Lettre à mes collègues le jour de mon départ

 

Chers collègues

Je partage avec vous la même profession, une même passion pour enseigner, un même désir de transmettre un savoir tout en accompagnant des élèves à devenir des citoyens et des personnes épanouies.

J’ai assumé depuis le mois d’avril avec prudence le remplacement de la professeure d'espagnol, car je n’ai pas d’expérience scolaire avec des enfants de la campagne. J’ai été averti bien sûr du petit niveau des élèves. Guidé par mon intuition je me suis efforcé de donner l’envie d’apprendre, de prendre le risque d’oser une autre langue. Je ne suis pas certain d’avoir réussi entièrement, mais j’ai gagné en expérience avec eux. J’ai apprécié le festival de fin d’année, une activité qui rassemble tout le collège et qui demande de la part des professeurs et administratifs l’envie de s’amuser.

J’ai été très surpris au début du mois de septembre par l’invitation qui m’a fait le directeur pour devenir PP. Je ne m’attendais absolument pas à exercer ce poste, pensais-je, réservé aux profs titulaires. Mais depuis ce jour-ci, j’ai senti à nouveau dans mon coeur le feu qui me brûle depuis tant d’années de pratique.

J’ai pris mes anciens vêtements de professeur et de conseiller d’orientation pour assumer avec responsabilité cette nouvelle charge. Très motivé j’ai mis tout de mon côté pour aider les élèves à mieux se connaître et les aider à tisser des liens entre eux. J’ai eu la chance de connaître et de dialoguer intensément avec chacun de mes élèves et de découvrir un peu plus la vie et le monde autour d’eux. C’était comme aller à la source qui me permettait de bâtir une relation pédagogique riche et nourrissante.

J’ai approfondi ma conviction de croire à la parole engagée avec authenticité dans un dialogue sincère et de vivre la rencontre comme un moment unique, comme si c’était le dernier jour de ma vie.
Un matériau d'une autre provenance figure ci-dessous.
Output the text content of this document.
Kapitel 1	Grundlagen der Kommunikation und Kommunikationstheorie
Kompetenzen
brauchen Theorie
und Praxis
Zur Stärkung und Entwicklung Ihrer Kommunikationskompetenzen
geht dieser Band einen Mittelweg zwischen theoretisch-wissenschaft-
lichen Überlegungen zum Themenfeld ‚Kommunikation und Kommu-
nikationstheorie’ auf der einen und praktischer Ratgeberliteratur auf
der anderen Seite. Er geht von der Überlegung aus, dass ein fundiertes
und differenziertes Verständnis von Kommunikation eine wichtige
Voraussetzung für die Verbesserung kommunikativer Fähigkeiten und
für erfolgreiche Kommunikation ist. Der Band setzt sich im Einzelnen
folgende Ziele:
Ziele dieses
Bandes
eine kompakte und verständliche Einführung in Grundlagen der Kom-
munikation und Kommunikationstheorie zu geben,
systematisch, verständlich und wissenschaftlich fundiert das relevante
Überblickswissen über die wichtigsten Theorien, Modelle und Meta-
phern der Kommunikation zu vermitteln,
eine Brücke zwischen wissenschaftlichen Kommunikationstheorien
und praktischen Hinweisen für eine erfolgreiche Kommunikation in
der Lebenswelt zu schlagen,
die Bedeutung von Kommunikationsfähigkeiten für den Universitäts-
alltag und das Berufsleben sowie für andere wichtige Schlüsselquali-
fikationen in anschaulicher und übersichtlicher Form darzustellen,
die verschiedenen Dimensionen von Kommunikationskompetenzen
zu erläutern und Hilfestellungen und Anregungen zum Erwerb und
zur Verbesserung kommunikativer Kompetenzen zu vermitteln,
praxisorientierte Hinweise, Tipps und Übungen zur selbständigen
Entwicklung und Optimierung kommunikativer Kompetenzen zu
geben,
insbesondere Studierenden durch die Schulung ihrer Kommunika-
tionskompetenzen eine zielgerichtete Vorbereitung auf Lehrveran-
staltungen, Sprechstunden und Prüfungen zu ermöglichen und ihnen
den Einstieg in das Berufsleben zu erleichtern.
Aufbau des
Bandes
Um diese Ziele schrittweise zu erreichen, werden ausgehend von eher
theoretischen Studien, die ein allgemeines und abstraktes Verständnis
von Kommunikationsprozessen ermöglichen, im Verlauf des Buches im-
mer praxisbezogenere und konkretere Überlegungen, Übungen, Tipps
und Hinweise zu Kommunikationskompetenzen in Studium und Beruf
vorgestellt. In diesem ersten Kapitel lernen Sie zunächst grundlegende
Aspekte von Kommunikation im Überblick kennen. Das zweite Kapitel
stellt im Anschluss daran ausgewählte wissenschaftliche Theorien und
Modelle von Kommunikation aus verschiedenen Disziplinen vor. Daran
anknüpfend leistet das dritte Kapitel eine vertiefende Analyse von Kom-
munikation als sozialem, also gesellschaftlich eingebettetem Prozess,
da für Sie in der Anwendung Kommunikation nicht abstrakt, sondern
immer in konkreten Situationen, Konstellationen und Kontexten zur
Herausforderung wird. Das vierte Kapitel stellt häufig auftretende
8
Parfois les circonstances de la classe me permettaient de sortir enchanté, mais il y a eu aussi des moments gris. Dans notre métier nous ne pouvons pas assurer que nous allons réussir d’avance. Avec humilité je dois reconnaître mes échecs.
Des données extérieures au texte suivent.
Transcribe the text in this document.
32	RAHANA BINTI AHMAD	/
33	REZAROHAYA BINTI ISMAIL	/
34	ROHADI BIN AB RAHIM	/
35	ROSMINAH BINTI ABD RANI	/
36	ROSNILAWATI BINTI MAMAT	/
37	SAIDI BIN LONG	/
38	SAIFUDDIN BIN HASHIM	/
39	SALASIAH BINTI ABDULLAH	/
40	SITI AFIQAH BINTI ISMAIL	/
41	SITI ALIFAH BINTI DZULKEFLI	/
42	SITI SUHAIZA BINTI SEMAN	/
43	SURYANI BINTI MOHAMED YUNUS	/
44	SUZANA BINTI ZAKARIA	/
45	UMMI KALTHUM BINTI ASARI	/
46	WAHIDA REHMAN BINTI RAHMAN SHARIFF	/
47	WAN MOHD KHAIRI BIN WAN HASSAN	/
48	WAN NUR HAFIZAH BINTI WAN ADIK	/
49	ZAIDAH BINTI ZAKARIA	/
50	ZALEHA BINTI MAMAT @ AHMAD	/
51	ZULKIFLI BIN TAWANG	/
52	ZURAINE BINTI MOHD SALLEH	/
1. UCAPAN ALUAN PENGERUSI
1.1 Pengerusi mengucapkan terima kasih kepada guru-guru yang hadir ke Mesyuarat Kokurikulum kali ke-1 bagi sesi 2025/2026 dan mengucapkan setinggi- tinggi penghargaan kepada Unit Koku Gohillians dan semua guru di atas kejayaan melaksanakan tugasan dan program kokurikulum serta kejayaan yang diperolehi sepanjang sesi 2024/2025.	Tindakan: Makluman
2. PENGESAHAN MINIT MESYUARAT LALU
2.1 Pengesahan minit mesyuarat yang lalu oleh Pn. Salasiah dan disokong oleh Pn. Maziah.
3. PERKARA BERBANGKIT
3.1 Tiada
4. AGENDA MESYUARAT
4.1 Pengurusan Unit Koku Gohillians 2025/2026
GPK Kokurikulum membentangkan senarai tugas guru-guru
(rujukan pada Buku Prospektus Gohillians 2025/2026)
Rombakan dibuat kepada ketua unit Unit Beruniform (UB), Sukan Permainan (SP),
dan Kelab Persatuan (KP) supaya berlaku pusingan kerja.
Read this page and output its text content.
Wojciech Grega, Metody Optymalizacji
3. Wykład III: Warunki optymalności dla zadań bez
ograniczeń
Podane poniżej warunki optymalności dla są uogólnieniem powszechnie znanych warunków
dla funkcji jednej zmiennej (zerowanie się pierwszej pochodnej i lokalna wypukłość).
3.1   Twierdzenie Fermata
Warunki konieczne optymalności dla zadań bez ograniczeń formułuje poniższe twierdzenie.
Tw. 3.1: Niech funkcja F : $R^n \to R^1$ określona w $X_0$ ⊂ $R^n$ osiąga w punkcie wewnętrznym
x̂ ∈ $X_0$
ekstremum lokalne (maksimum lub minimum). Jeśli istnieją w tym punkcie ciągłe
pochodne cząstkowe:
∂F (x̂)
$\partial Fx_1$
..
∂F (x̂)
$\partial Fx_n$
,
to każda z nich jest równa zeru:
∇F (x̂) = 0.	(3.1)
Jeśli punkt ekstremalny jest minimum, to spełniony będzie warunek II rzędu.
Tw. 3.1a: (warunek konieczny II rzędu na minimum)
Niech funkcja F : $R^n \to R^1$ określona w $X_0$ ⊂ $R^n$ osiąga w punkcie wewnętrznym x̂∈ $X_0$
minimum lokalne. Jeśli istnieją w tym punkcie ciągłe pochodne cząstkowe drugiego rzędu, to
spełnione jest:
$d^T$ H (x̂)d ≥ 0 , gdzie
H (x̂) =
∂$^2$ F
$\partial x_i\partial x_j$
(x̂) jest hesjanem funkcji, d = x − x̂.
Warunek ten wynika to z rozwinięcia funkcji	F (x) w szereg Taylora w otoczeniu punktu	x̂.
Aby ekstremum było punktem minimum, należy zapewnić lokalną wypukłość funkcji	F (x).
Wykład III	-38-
En quittant l’école, humblement, je vous transmets mes convictions pédagogiques les plus sincères. D’abord, en écoutant chaque élève j’ai vécu la grâce de l’accueil qui me permet d’être le pédagogue qui accompagne l’enfant dans le chemin de vie. Le regard de l’élève est pour moi le plus précieux cadeau qui m’invite à la réflexion et à la pratique bienveillante. Ce principe éthique que j’ai bien reçu de la part de mes professeurs, j’ai l’est rencontré aussi dans la philosophie d’Emmanuel Levinas et d’autres pédagogues français.

En résumé, je voudrais vous dire que j’ai essayé de faire de ma pratique une expérience qui met au centre la personne de l’élève. En échange, ils m’ont transmis leurs perceptions sur l’école, la famille, la société, leurs quêtes de sens, leurs tristesses et leurs joies. Ils sont arrivés à mettre en question mes manières d’enseigner. Je leur dois énormément car je m’en vais avec le coeur plein. De plus, l’expérience n’a pas pu être intégral sans le covid suivi du cross. Définitivement, j’ai eu le droit à une séance pleine. Je pars plus jeune, plus optimiste et plus joyeux.

Merci à vous pour votre accompagnement et pour votre patience au moment de lire cette lettre.

En attendant un nouveau poste je vous souhaite une belle continuation.